‘A Frate’s, boy, a Frate’s. I don’t care whether he be a Dominican or an Ignorantine. Though, myself, I like the Ignorantines. Theirs is truly a blessed existence: no wants—no cares—no thoughts for the morrow! I never watched one of them stepping along, with firm foot and sack on his arm, that I didn’t say to myself, “There’s freedom—there’s light-heartedness.”’

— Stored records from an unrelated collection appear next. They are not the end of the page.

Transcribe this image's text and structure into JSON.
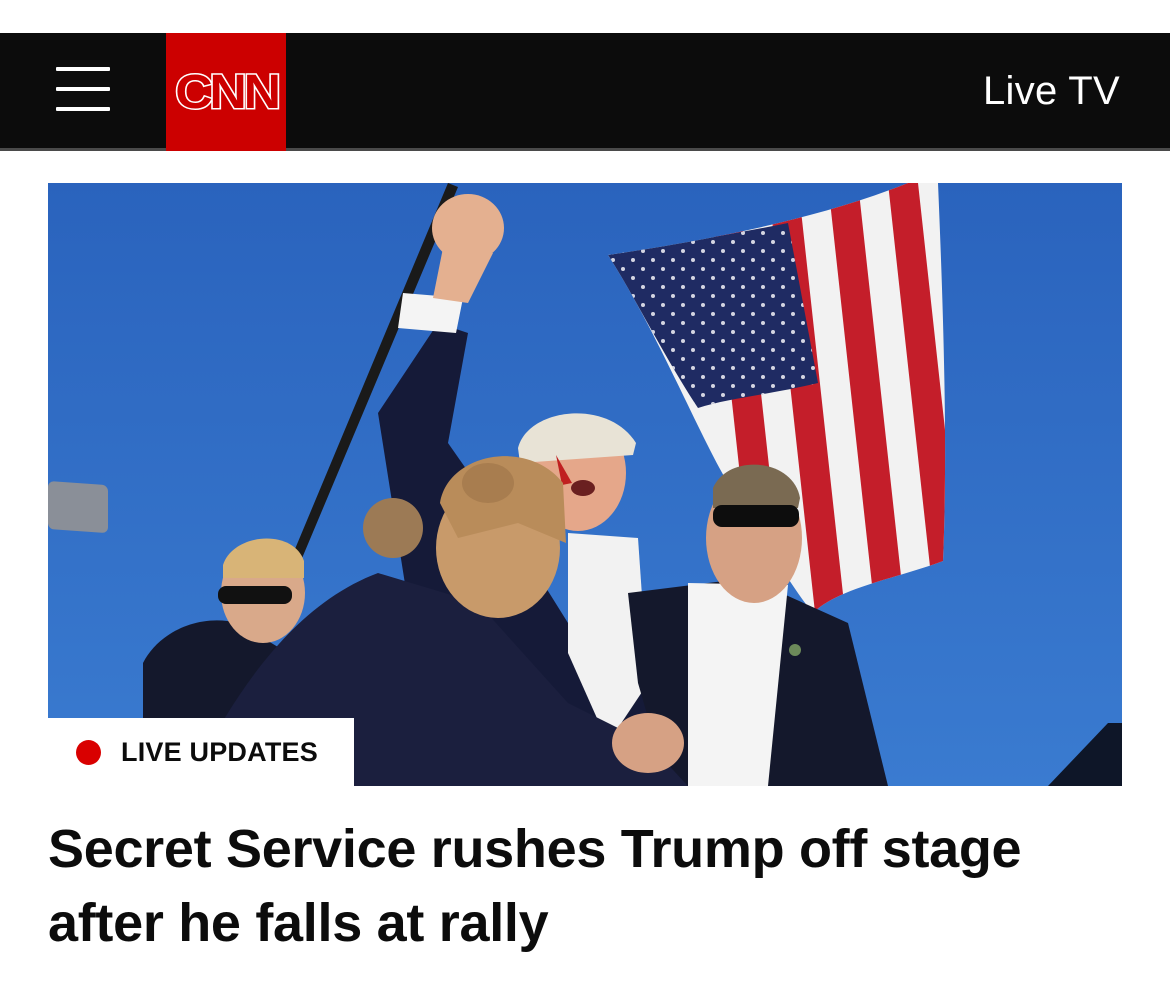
{
  "header": {
    "menu_icon": "hamburger-menu-icon",
    "logo_text": "CNN",
    "live_tv_label": "Live TV"
  },
  "hero": {
    "badge_label": "LIVE UPDATES",
    "badge_dot_color": "#d90000"
  },
  "article": {
    "headline": "Secret Service rushes Trump off stage after he falls at rally"
  },
  "colors": {
    "header_bg": "#0c0c0c",
    "brand_red": "#cc0000",
    "sky_blue": "#2f6fc6"
  }
}
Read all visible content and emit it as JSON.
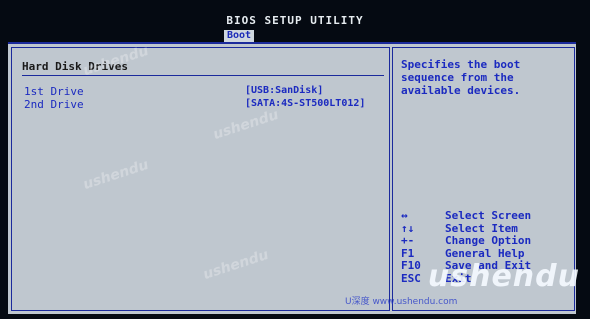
{
  "bios": {
    "title": "BIOS SETUP UTILITY",
    "active_tab": "Boot"
  },
  "section": {
    "title": "Hard Disk Drives",
    "items": [
      {
        "label": "1st Drive",
        "value": "[USB:SanDisk]"
      },
      {
        "label": "2nd Drive",
        "value": "[SATA:4S-ST500LT012]"
      }
    ]
  },
  "help": {
    "text": "Specifies the boot\nsequence from the\navailable devices."
  },
  "keys": [
    {
      "key": "↔",
      "desc": "Select Screen"
    },
    {
      "key": "↑↓",
      "desc": "Select Item"
    },
    {
      "key": "+-",
      "desc": "Change Option"
    },
    {
      "key": "F1",
      "desc": "General Help"
    },
    {
      "key": "F10",
      "desc": "Save and Exit"
    },
    {
      "key": "ESC",
      "desc": "Exit"
    }
  ],
  "watermark": {
    "logo": "ushendu",
    "url": "U深度 www.ushendu.com"
  }
}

‘I should have called your own a pleasanter life.’
‘Mine!’ groaned he.
‘Ay, Babbo, and so is it,’ burst in the girl, in an excited tone. ‘Show me the Frate has such a time as we have! Whenever the friar comes, men shuffle away to escape giving him their “quattrini.” They know well there’s no such sturdy beggar as he who asks no alms, but shows you the mouth of his long empty sack; but where we appear the crowds gather, mothers snatch up their babies and hurry out to greet us; hard-worked men cease their toil; children desert their games; all press round eagerly at the first roll of Gaetana’s drum, and of poor Chico’s fife, when he was with us,’ added she, dropping her head, while a heavy tear rolled down her swarthy cheek.
‘Maladizione a Chico!’ screamed out the old man, lifting up both his clenched hands in passion.
‘What was it he did?’ asked Gerald of the old man.
‘He fancied himself a patriot, boy, and he stabbed a spy of the police at the St. Lucia one evening; and they have him now at the galleys, and they ‘ll keep him there for life!
‘Ah! if you saw him on the two poles,’ cried the girl, ‘only strapped so, over his instep, and he could spring from here to the tree yonder; and then he ‘d unfasten one, and holding it on his forehead, balance Babbo’s basin on the top, all the while playing the tambourine! And who could play it like him? It was a drum with cymbals in his hands.’
‘Was he handsome, too?’ asked Gerald, with a half-sly glance toward her; but she only hung her head in silence.
‘He handsome!’ cried the old woman, catching at the words. ‘Brutto! brutto! he had a hare-lip, with a dog’s jaw!’